Concert pianist Helen Gordon (nee Collier) has gifted a baby grand piano to Whanganui's Sarjeant Gallery.
The redeveloped Sarjeant Gallery will be home to a beautiful Yamaha baby grand piano thanks to a generous gesture made by concert pianist Helen Gordon QSM, nee Collier, niece of artist Edith Collier.
“Helen Gordon has gifted the piano to the Edith Collier Trust and it will be available for the gallery’s use in perpetuity,” Sarjeant Gallery relationships officer Jaki Arthur said.
“The Yamaha baby piano, which is actually about a metre and a half wide and 5′6″ [1.68 metres] in length, will allow the gallery to host concerts by world-class classical musicians and performers.”
Arthur has visited Gordon twice at her home in Taihape.
“Helen had a marvellous career as a concert pianist and travelled the world,” Arthur said.
“She married farmer Ron Gordon when she was 33, and they had three sons and lived on a sheep station out of Taihape. They were happy, but every now and then Helen would ‘exit stage left’ for a period to go overseas to play at various recitals, benefits and concerts, sometimes at the invitation of the New Zealand government. Ron was very supportive of Helen’s career.”
In 1985, Helen Collier (Gordon’s professional name) played to an audience of VIPs in Washington DC. It was the first concert in the city’s Spring Concert series, and then-NZ Prime Minister Bill Rowling was present.
“It was at the time of the nuclear ban, and Bill Rowling was very anxious that we have a successful concert and make a good impression,” Gordon said.
“It was a wonderful concert and I was in my best form. I worked really hard for it and think it was one of my best, but I was scared stiff at the start.”
Forty years on, Gordon still plays her grand piano for personal enjoyment and entranced Arthur with a private recital in her living room. As a 4-year-old, Gordon loved the piano and was keen to practice on her parents’ English piano.
“Right from the word go, I wanted to play. We all learned piano from my dear mother, and when we visited the aunties in Whanganui, we all had to line up and play our pieces. Aunt Edith played the cello, but it was always the piano for me. I loved hearing other instruments but had no wish to play them and, although I love singing, I had no wish to sing. I love choir music, but as regards the piano, I am one-track-minded.”

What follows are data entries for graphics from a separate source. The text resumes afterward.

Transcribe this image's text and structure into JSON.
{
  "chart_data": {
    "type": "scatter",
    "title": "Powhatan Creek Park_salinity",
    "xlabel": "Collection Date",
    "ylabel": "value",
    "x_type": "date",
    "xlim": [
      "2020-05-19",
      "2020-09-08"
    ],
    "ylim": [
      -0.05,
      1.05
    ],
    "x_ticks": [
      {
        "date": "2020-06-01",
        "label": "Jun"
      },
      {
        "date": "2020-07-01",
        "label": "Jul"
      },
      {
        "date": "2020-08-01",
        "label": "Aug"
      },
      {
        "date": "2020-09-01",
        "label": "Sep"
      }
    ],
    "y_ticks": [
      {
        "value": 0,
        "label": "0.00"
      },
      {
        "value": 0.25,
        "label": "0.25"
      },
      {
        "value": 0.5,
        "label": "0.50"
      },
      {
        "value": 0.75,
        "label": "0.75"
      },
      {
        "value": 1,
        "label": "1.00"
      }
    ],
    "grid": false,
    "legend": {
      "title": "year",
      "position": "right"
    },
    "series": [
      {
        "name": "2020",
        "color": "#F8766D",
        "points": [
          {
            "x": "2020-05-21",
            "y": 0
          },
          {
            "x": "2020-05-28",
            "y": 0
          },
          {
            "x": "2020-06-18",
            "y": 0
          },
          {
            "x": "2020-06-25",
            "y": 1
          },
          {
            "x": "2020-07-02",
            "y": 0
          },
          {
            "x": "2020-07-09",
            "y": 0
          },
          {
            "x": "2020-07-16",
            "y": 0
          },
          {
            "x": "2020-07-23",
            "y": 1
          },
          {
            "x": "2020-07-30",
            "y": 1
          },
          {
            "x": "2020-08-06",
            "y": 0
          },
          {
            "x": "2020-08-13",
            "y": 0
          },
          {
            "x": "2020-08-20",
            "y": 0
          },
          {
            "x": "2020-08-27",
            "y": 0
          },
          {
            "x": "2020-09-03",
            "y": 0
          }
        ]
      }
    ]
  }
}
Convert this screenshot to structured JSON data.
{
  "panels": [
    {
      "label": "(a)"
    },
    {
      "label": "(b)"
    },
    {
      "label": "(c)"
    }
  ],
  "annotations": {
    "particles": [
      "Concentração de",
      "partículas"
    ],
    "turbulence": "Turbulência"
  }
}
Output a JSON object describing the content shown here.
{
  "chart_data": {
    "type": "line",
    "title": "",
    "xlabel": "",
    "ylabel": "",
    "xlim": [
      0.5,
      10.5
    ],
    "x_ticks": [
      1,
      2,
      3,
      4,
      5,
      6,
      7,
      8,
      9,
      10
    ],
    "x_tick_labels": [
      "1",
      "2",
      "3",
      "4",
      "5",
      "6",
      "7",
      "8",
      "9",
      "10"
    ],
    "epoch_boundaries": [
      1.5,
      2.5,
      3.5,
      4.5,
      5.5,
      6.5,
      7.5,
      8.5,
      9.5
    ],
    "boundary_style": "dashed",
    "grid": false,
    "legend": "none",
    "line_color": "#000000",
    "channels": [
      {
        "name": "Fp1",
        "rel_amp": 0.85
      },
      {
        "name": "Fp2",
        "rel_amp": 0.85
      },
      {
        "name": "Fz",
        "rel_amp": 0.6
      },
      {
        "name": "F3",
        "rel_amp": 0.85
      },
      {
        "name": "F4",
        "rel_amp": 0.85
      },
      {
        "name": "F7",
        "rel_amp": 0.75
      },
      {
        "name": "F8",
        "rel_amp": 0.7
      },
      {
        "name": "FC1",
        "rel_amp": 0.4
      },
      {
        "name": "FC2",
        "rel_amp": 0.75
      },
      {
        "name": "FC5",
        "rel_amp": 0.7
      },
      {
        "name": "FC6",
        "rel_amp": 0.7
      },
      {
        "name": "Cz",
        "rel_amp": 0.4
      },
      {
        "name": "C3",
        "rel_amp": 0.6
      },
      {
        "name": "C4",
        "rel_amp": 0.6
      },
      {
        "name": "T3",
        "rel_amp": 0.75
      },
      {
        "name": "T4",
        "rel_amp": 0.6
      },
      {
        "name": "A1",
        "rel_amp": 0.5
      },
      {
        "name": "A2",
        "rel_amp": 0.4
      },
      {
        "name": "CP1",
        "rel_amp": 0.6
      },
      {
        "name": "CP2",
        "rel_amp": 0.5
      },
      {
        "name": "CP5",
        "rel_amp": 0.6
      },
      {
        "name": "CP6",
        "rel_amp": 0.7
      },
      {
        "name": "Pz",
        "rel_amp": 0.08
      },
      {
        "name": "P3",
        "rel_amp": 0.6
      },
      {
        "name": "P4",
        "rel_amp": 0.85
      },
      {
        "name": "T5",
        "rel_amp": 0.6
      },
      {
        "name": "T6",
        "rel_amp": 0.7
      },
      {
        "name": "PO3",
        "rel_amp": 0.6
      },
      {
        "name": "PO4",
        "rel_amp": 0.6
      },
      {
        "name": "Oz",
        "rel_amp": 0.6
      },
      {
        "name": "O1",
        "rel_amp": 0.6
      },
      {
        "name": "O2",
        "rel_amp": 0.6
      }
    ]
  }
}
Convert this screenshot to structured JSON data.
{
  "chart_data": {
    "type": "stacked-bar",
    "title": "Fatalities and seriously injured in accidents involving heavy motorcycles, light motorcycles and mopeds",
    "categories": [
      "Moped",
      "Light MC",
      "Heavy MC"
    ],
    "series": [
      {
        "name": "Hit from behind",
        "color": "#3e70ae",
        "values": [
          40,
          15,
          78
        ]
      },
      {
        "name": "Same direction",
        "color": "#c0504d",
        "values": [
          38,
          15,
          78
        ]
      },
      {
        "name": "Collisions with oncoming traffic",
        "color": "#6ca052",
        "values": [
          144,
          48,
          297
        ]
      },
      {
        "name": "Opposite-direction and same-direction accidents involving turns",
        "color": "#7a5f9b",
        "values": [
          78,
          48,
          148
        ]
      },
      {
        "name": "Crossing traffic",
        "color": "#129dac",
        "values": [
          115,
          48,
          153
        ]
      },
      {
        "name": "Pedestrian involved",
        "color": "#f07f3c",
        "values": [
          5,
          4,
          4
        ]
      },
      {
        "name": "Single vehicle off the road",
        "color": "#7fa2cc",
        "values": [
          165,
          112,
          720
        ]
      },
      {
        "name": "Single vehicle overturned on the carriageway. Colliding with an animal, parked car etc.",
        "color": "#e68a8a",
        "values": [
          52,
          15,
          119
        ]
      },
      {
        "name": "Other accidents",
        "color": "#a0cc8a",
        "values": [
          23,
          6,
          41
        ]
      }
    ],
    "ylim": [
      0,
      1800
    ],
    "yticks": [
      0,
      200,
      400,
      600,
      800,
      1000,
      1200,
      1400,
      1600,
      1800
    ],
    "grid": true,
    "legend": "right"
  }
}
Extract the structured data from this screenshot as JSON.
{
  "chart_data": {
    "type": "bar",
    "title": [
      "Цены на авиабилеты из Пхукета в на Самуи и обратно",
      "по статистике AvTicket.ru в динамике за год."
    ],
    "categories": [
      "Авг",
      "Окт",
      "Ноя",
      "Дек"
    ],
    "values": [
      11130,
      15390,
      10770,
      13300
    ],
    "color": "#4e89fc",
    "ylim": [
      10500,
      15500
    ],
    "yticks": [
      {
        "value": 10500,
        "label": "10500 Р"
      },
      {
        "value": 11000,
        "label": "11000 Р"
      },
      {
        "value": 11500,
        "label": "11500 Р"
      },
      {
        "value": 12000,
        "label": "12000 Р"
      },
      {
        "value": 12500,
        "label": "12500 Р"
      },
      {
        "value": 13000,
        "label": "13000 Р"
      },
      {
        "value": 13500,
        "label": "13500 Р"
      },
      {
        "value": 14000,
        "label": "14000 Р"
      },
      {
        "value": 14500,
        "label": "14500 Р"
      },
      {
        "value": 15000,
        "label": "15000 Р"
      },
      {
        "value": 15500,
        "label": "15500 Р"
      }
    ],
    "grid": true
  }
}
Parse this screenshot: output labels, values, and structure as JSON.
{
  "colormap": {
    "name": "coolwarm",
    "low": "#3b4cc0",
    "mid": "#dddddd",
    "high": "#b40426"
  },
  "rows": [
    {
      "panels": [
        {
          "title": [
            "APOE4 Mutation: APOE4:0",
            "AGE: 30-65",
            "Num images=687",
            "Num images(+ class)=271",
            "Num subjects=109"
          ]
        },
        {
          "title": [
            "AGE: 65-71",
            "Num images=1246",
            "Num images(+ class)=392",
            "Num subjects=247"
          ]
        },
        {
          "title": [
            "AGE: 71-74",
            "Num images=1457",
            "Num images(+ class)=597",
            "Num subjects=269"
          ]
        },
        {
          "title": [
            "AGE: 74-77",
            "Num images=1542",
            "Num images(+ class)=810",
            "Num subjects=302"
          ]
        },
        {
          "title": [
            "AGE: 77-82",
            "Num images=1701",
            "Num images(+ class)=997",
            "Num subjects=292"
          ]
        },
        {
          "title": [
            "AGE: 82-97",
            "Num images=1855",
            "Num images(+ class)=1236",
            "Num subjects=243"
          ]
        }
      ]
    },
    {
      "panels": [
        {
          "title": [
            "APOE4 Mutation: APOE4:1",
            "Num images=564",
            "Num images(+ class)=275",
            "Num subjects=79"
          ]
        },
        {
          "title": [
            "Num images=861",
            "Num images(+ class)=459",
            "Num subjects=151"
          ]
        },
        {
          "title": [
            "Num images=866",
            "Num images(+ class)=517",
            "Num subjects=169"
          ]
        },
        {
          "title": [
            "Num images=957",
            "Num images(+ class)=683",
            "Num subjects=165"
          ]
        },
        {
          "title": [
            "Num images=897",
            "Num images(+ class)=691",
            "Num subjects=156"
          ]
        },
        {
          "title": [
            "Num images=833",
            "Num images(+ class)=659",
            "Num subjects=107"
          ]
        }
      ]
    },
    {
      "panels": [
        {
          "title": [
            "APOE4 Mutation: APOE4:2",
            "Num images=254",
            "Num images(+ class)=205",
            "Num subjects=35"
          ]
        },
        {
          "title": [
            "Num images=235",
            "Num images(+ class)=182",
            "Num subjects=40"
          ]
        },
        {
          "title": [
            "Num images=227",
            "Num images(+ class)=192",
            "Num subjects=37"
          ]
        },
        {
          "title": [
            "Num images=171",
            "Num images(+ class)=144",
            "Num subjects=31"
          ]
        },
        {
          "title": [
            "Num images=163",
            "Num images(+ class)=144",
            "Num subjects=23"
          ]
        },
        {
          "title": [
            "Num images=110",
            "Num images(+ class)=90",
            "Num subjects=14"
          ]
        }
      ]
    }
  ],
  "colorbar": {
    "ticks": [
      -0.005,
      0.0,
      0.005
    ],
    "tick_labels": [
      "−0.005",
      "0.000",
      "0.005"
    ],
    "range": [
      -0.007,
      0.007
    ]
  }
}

Playing the piano brought some solace when she and her siblings were sent to boarding school in New Plymouth during World War II. Gordon remembers feeling very homesick, cold and hungry because of food rationing.
“I used to just go in and play; the other girls didn’t bother. I had my own practice time and everybody else’s practice time.”
The Collier family was very musical; an aunt played the piano extremely well, as did her grandfather, who owned one of the first music shops in Whanganui (inside the Collier building at 57 Victoria Ave) and another in New Plymouth with his brother.
“They were both very good musicians and I know they did a lot for music here. They brought in sheet music and used to import hundreds of pianos.”
Gordon trained in New Zealand, Australia and Vienna. After completing her LRSM in New Zealand, she studied for three years on a New Zealand government bursary at the Conservatorium of Music in Sydney and for a further three years at the Vienna Conservatorium of Music, graduating in 1960. She performed all over Europe, Panama, Australia, Fiji and New Zealand, giving solo recitals and appearing on television and radio. She also performed with the New Zealand Symphony Orchestra and regional orchestras.
Gordon continued playing around New Zealand but found that a difficult fit with motherhood and family life. She took a few years’ break when she had her third child.
“When Johnny, aged 5, started school, I thought, ‘If I don’t pick it up again now, I never will’, so I did. Perhaps not to the same extent, but I played around New Zealand and overseas. But it was hard with the kids. I’d be practicing until 10pm at night. Johnny used to say, ‘I can’t go to sleep unless you practice, Mum’.”
Gallery director Andrew Clifford said the Sarjeant was “very grateful to Helen Gordon and the Edith Collier Trust for this extraordinary gift”.
“Having access to a piano of this quality is something the gallery could only have dreamed of. It goes without saying that Helen’s baby grand Yamaha piano will be treasured at the Sarjeant.
“It will be treated with every respect, and we have undertaken careful measuring to make sure it can fit in the lift, move across the interior air bridge, across galleries and through doors so it will be able to be seen and enjoyed all over the building.”